Researchers from Penn State and Princeton University have made strides in creating a diode laser based on a perovskite material that can be deposited from solution on a laboratory benchtop.
Organic diode lasers, that are extremely hard to make, are sought after since they have many advantages. First, because organic semiconductors are relatively soft and flexible, organic lasers could be incorporated into new form factors not possible for their inorganic counterparts. While inorganic semiconductor lasers are relatively limited in the wavelengths, or colors, of light they emit, an organic laser can produce any wavelength a chemist cares to synthesize in the lab by tailoring the structure of the organic molecules. This tunability could be very useful in applications ranging from medical diagnostics to environmental sensing.

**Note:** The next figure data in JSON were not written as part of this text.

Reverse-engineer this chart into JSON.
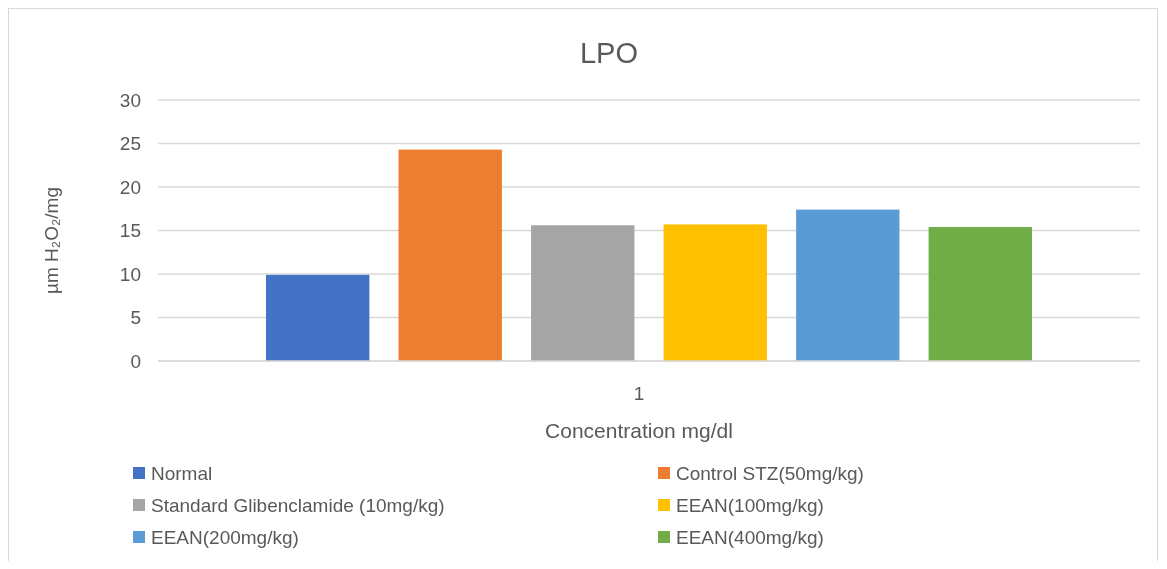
{
  "chart_data": {
    "type": "bar",
    "title": "LPO",
    "xlabel": "Concentration mg/dl",
    "ylabel": "µm H₂O₂/mg",
    "categories": [
      "1"
    ],
    "series": [
      {
        "name": "Normal",
        "color": "#4472c4",
        "values": [
          9.9
        ]
      },
      {
        "name": "Control STZ(50mg/kg)",
        "color": "#ed7d31",
        "values": [
          24.3
        ]
      },
      {
        "name": "Standard Glibenclamide (10mg/kg)",
        "color": "#a5a5a5",
        "values": [
          15.6
        ]
      },
      {
        "name": "EEAN(100mg/kg)",
        "color": "#ffc000",
        "values": [
          15.7
        ]
      },
      {
        "name": "EEAN(200mg/kg)",
        "color": "#5b9bd5",
        "values": [
          17.4
        ]
      },
      {
        "name": "EEAN(400mg/kg)",
        "color": "#70ad47",
        "values": [
          15.4
        ]
      }
    ],
    "ylim": [
      0,
      30
    ],
    "yticks": [
      0,
      5,
      10,
      15,
      20,
      25,
      30
    ],
    "grid": "y",
    "legend": "bottom"
  }
}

The key to succeeding in making such lasers may involve organic/inorganic perovskites; The material that the team is studying is composed of an inorganic perovskite sublattice with relatively big organic molecules confined in the middle. "The ultimate goal is to make an electrically driven perovskite laser diode," said the researchers. "That would be a game changer. It is fairly easy to make the perovskite material lase by optical pumping, that is, by shining another laser on it. However, this has only worked for very short pulses due to a poorly understood phenomenon we call lasing death. Getting it to go continuously is a key step toward an eventual electrically driven device. What we found in this recent study is a curious quirk. We can avoid lasing death entirely just by lowering the temperature of the material a little bit to induce a partial phase transition."
The team explained that "when we lowered the temperature below the phase transition, we were surprised to find that the material initially emitted light from the low temperature phase, but then changed over within 100 nanoseconds and began lasing from the high-temperature phase -- for over an hour," said the study's lead author. "It turned out that as the material heated up, although most of the material remained in the low-temperature phase, small pockets of the high-temperature phase formed, and that was where the lasing was coming from."
In some inorganic lasers there are narrow regions called quantum wells where charge carriers can be trapped as the electrons and holes fall into the wells. The intensity of the lasing depends on how many charge carriers can be packed into the quantum wells. In the perovskite material, the arrangement of the high-temperature-phase inclusions inside the low temperature bulk seems to mimic these quantum wells and may play a role in enabling the continuous lasing.
These results seem to point toward an opportunity to engineer a material that has the built-in qualities of this mixed phase arrangement, but without having to actually cool the material to low temperature. The current paper points to a couple of ideas for how those materials could be designed. The next big step then is to switch from optical pumping with an external laser to a perovskite laser diode that can be powered directly with electrical current.
"If we can solve the electrical pumping problem, perovskite lasers could turn into a technology with real commercial value," the team said.